DASH: A Meta-Attack Framework for Synthesizing Effective and Stealthy Adversarial Examples
Abdullah Al Nomaan Nafi, Habibur Rahaman, Zafaryab Haider, Tanzim Mahfuz, Fnu Suya, Swarup Bhunia, Prabuddha Chakraborty
TL;DR
DASH introduces a differentiable, meta-attack framework that learns to combine multiple LP-constrained base attacks through soft-attention across multiple stages to produce adversarial examples with high attack success and perceptual fidelity. By optimizing a meta-loss that balances misclassification and perceptual similarity, it generalizes across robust defenses and transfers well in black-box settings. Empirical results on CIFAR-10/100 and ImageNet show substantial gains over state-of-the-art perceptual attacks, with strong transferability and resilience under post-processing defenses. The framework provides a flexible, automated approach to evaluate robustness without handcrafted adaptive attacks for each defense, opening paths for broader applications and extensions to multimodal tasks.
Abstract
Numerous techniques have been proposed for generating adversarial examples in white-box settings under strict Lp-norm constraints. However, such norm-bounded examples often fail to align well with human perception, and only recently have a few methods begun specifically exploring perceptually aligned adversarial examples. Moreover, it remains unclear whether insights from Lp-constrained attacks can be effectively leveraged to improve perceptual efficacy. In this paper, we introduce DAASH, a fully differentiable meta-attack framework that generates effective and perceptually aligned adversarial examples by strategically composing existing Lp-based attack methods. DAASH operates in a multi-stage fashion: at each stage, it aggregates candidate adversarial examples from multiple base attacks using learned, adaptive weights and propagates the result to the next stage. A novel meta-loss function guides this process by jointly minimizing misclassification loss and perceptual distortion, enabling the framework to dynamically modulate the contribution of each base attack throughout the stages.
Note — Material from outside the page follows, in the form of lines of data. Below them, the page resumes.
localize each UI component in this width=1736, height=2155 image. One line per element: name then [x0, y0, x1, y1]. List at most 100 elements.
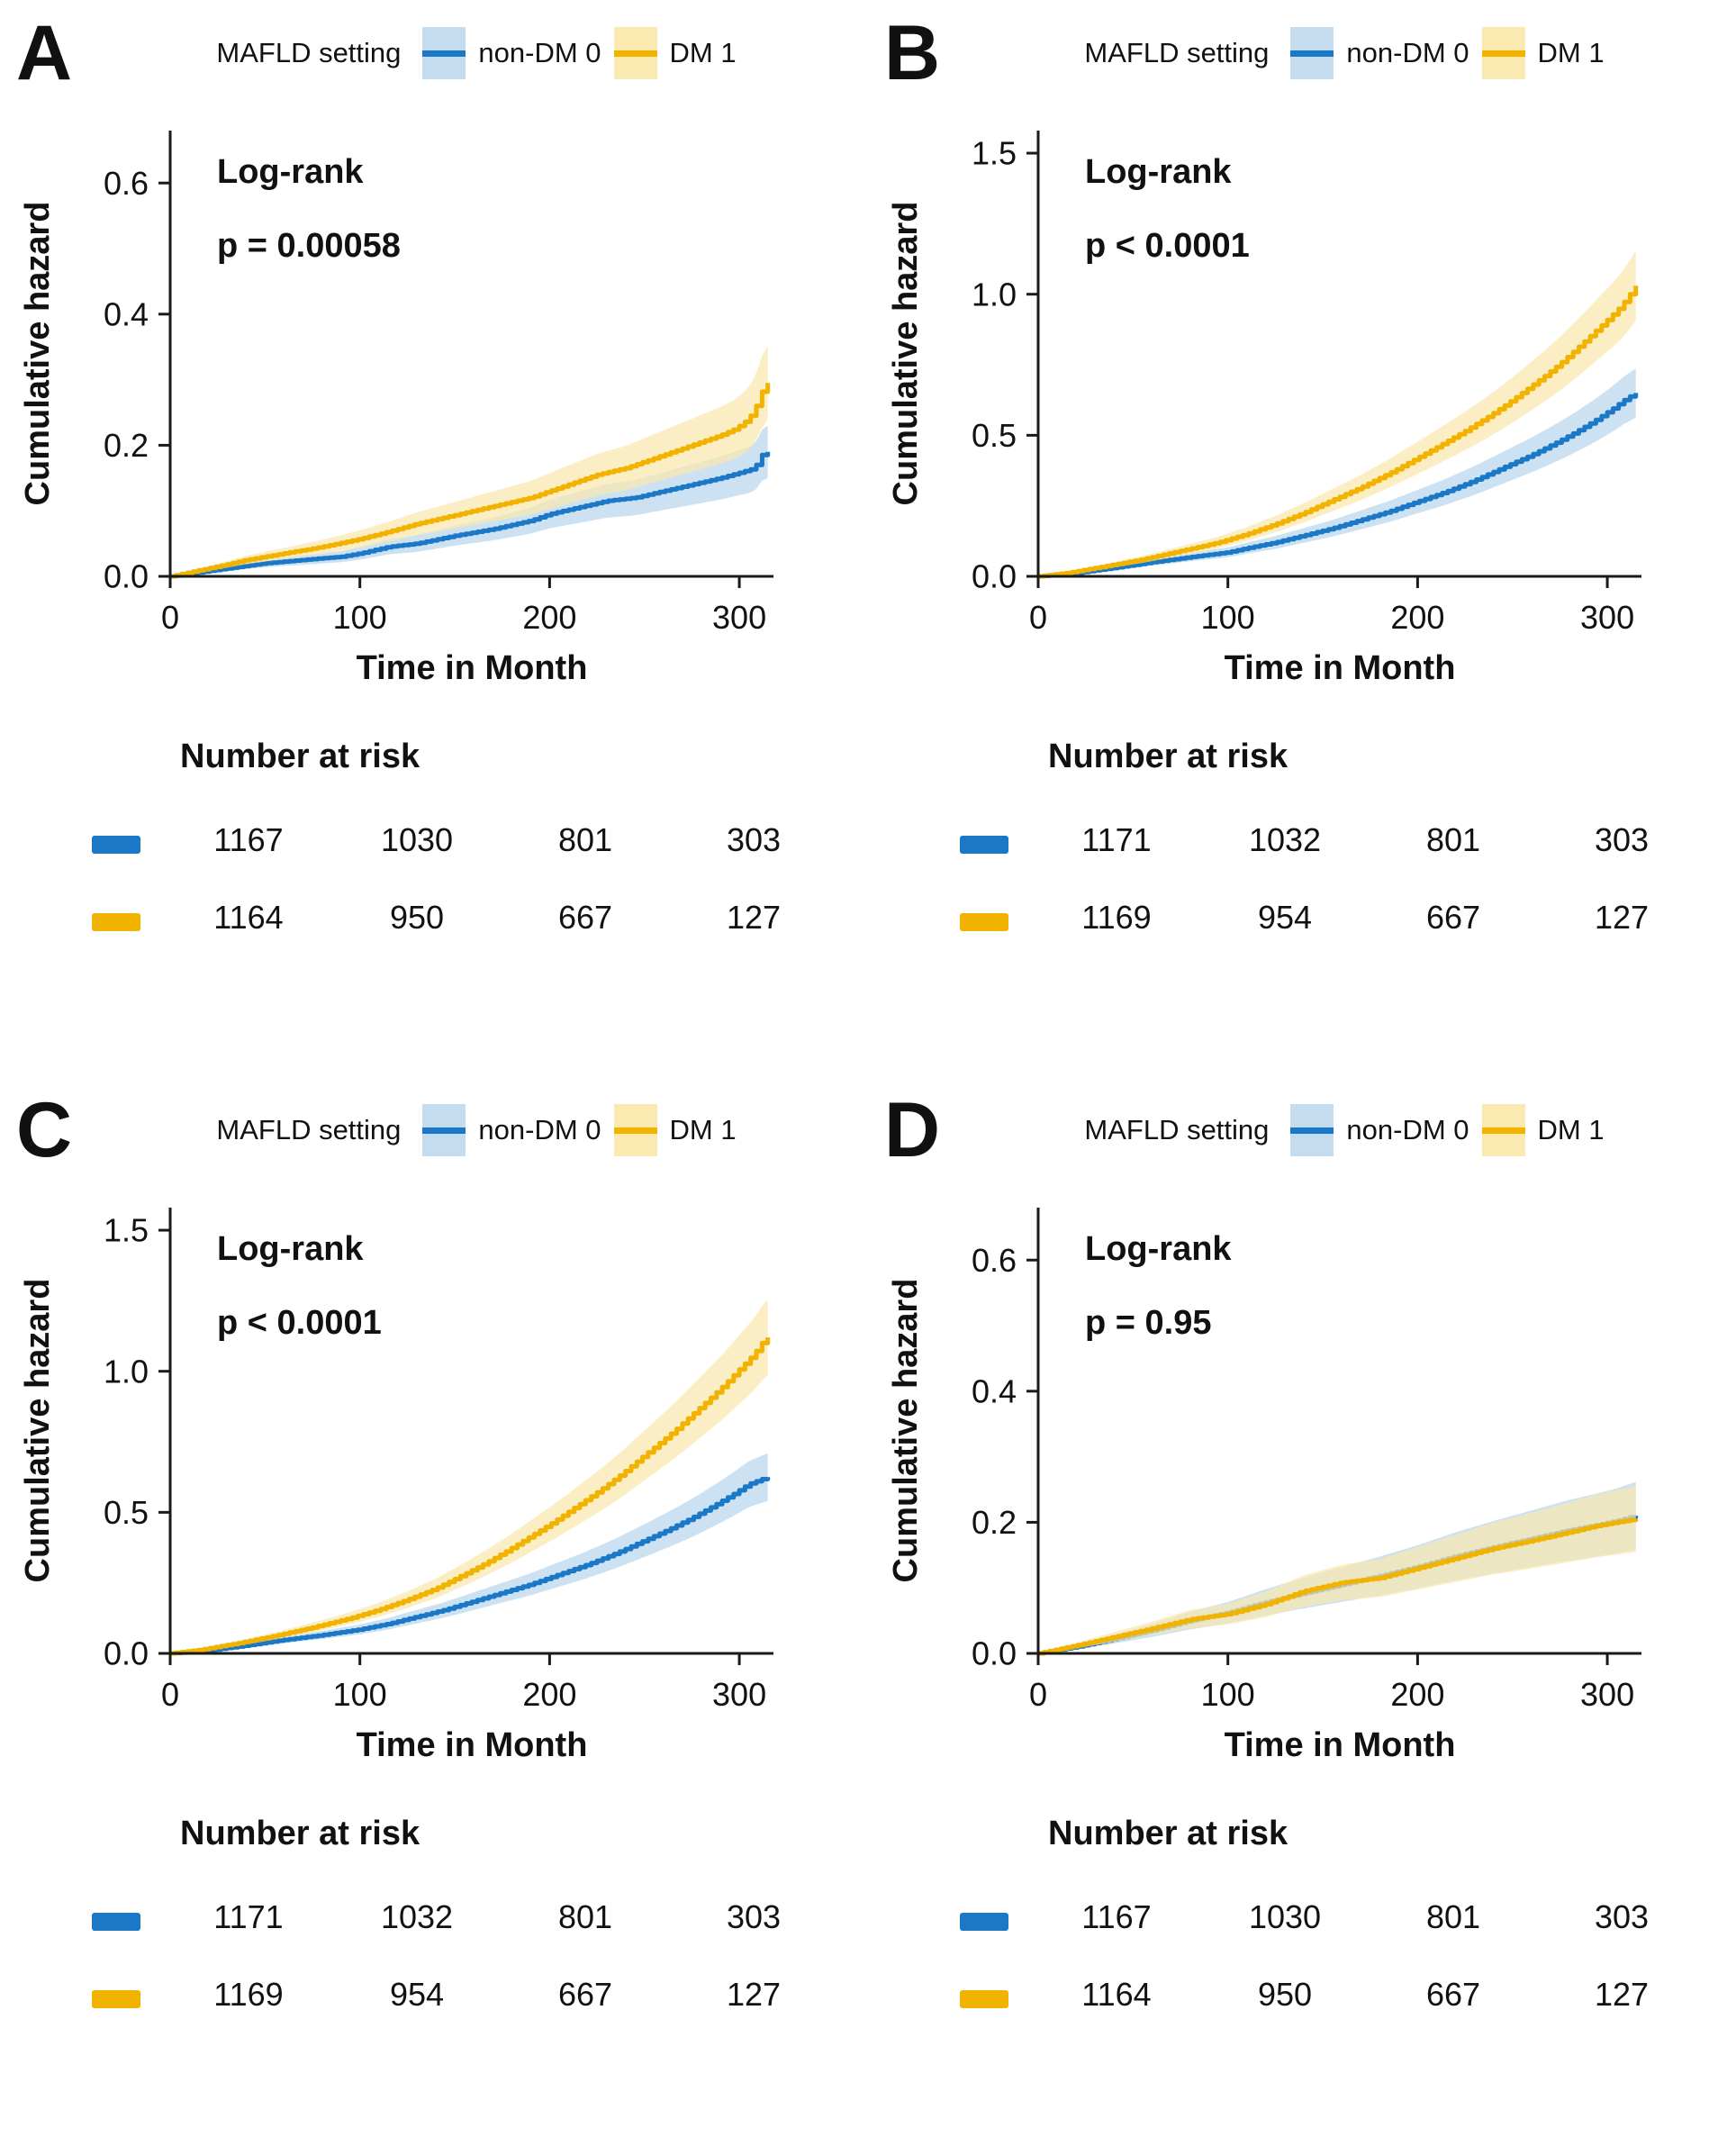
- y-axis-title: Cumulative hazard: [19, 1279, 57, 1583]
- x-tick-label: 200: [522, 599, 576, 636]
- legend-swatch-non-dm: [422, 27, 466, 79]
- risk-count: 667: [558, 1976, 612, 2013]
- x-tick-label: 0: [1029, 1676, 1047, 1713]
- legend-label-dm: DM 1: [669, 1114, 737, 1145]
- y-tick-label: 1.0: [972, 276, 1017, 312]
- panel-c: C MAFLD setting non-DM 0 DM 1 0.0 0.5 1.0 1…: [0, 1077, 868, 2155]
- risk-row-chip-dm: [92, 913, 140, 931]
- ci-band-dm: [1038, 1486, 1636, 1653]
- risk-count: 127: [727, 899, 781, 936]
- risk-count: 1164: [1081, 1976, 1151, 2013]
- x-tick-label: 0: [161, 599, 179, 636]
- risk-row-chip-non-dm: [92, 1913, 140, 1931]
- panel-d: D MAFLD setting non-DM 0 DM 1 0.0 0.2 0.4 0…: [868, 1077, 1736, 2155]
- dm-line-icon: [613, 1127, 657, 1134]
- y-tick-label: 0.6: [104, 165, 149, 202]
- x-tick-label: 200: [1390, 599, 1444, 636]
- risk-count: 1032: [381, 1898, 453, 1935]
- ci-band-non-dm: [1038, 368, 1636, 576]
- x-tick-label: 300: [712, 1676, 766, 1713]
- non-dm-line-icon: [1290, 50, 1334, 57]
- y-tick-label: 1.5: [972, 135, 1017, 172]
- x-tick-label: 300: [712, 599, 766, 636]
- x-axis-title: Time in Month: [1225, 1726, 1456, 1764]
- risk-row-chip-non-dm: [960, 836, 1008, 854]
- x-tick-label: 0: [1029, 599, 1047, 636]
- hazard-chart-d: 0.0 0.2 0.4 0.6 0 100 200 300 Cumulative hazard T…: [887, 1208, 1649, 2013]
- ci-band-non-dm: [170, 1453, 768, 1653]
- panel-d-header: D MAFLD setting non-DM 0 DM 1: [868, 1084, 1736, 1176]
- risk-count: 950: [1258, 1976, 1312, 2013]
- number-at-risk-title: Number at risk: [1048, 1815, 1288, 1852]
- y-tick-label: 0.0: [104, 558, 149, 595]
- dm-line-icon: [1481, 1127, 1525, 1134]
- hazard-chart-a: 0.0 0.2 0.4 0.6 0 100 200 300 Cumulative hazard T…: [19, 131, 781, 936]
- legend-label-non-dm: non-DM 0: [1346, 37, 1469, 68]
- y-tick-label: 0.2: [104, 427, 149, 464]
- panel-letter: C: [16, 1087, 72, 1173]
- x-tick-label: 300: [1580, 1676, 1634, 1713]
- y-tick-label: 0.4: [104, 295, 149, 332]
- ci-band-dm: [1038, 250, 1636, 576]
- legend-title: MAFLD setting: [216, 37, 402, 68]
- risk-count: 1030: [381, 821, 453, 858]
- risk-row-chip-non-dm: [92, 836, 140, 854]
- risk-count: 127: [1595, 899, 1649, 936]
- legend-swatch-dm: [1481, 27, 1525, 79]
- legend-swatch-non-dm: [1290, 27, 1334, 79]
- hazard-curve-dm: [1038, 1517, 1639, 1656]
- non-dm-line-icon: [422, 50, 466, 57]
- y-tick-label: 1.5: [104, 1212, 149, 1249]
- risk-count: 667: [1426, 899, 1480, 936]
- y-tick-label: 0.5: [972, 417, 1017, 454]
- x-tick-label: 100: [1201, 599, 1255, 636]
- y-axis-title: Cumulative hazard: [19, 202, 57, 506]
- legend-label-dm: DM 1: [1537, 37, 1605, 68]
- legend-title: MAFLD setting: [216, 1114, 402, 1145]
- risk-row-chip-dm: [960, 1990, 1008, 2008]
- panel-a-header: A MAFLD setting non-DM 0 DM 1: [0, 7, 868, 99]
- ci-band-non-dm: [1038, 1481, 1636, 1653]
- y-tick-label: 0.5: [104, 1494, 149, 1531]
- risk-count: 1171: [213, 1898, 283, 1935]
- risk-count: 303: [727, 821, 781, 858]
- risk-count: 950: [390, 899, 444, 936]
- risk-count: 801: [1426, 821, 1480, 858]
- y-tick-label: 0.0: [104, 1635, 149, 1672]
- x-tick-label: 0: [161, 1676, 179, 1713]
- x-tick-label: 300: [1580, 599, 1634, 636]
- y-tick-label: 0.0: [972, 1635, 1017, 1672]
- y-tick-label: 0.6: [972, 1242, 1017, 1279]
- y-tick-label: 0.0: [972, 558, 1017, 595]
- legend-label-non-dm: non-DM 0: [478, 37, 601, 68]
- hazard-curve-dm: [170, 1337, 771, 1656]
- risk-count: 127: [727, 1976, 781, 2013]
- y-axis-title: Cumulative hazard: [887, 202, 925, 506]
- risk-count: 1171: [1081, 821, 1151, 858]
- risk-count: 954: [1258, 899, 1312, 936]
- legend-label-dm: DM 1: [669, 37, 737, 68]
- p-value-label: p < 0.0001: [217, 1304, 382, 1342]
- x-axis-title: Time in Month: [357, 649, 588, 687]
- legend-swatch-non-dm: [1290, 1104, 1334, 1156]
- legend: MAFLD setting non-DM 0 DM 1: [953, 27, 1736, 79]
- dm-line-icon: [1481, 50, 1525, 57]
- x-axis-title: Time in Month: [1225, 649, 1456, 687]
- risk-row-chip-dm: [92, 1990, 140, 2008]
- risk-count: 801: [558, 821, 612, 858]
- risk-count: 1032: [1249, 821, 1321, 858]
- logrank-label: Log-rank: [217, 153, 364, 191]
- hazard-chart-b: 0.0 0.5 1.0 1.5 0 100 200 300 Cumulative hazard T…: [887, 131, 1649, 936]
- logrank-label: Log-rank: [217, 1230, 364, 1268]
- p-value-label: p = 0.95: [1085, 1304, 1211, 1342]
- number-at-risk-title: Number at risk: [1048, 738, 1288, 775]
- non-dm-line-icon: [422, 1127, 466, 1134]
- legend-swatch-dm: [613, 27, 657, 79]
- risk-count: 801: [558, 1898, 612, 1935]
- p-value-label: p = 0.00058: [217, 227, 401, 265]
- panel-letter: D: [884, 1087, 940, 1173]
- risk-count: 1030: [1249, 1898, 1321, 1935]
- risk-count: 667: [558, 899, 612, 936]
- dm-line-icon: [613, 50, 657, 57]
- x-tick-label: 200: [1390, 1676, 1444, 1713]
We evaluate DAASH on adversarially trained models across CIFAR-10, CIFAR-100, and ImageNet. Despite relying solely on Lp-constrained based methods, DAASH significantly outperforms state-of-the-art perceptual attacks such as AdvAD -- achieving higher attack success rates (e.g., 20.63\% improvement) and superior visual quality, as measured by SSIM, LPIPS, and FID (improvements $\approx$ of 11, 0.015, and 5.7, respectively). Furthermore, DAASH generalizes well to unseen defenses, making it a practical and strong baseline for evaluating robustness without requiring handcrafted adaptive attacks for each new defense.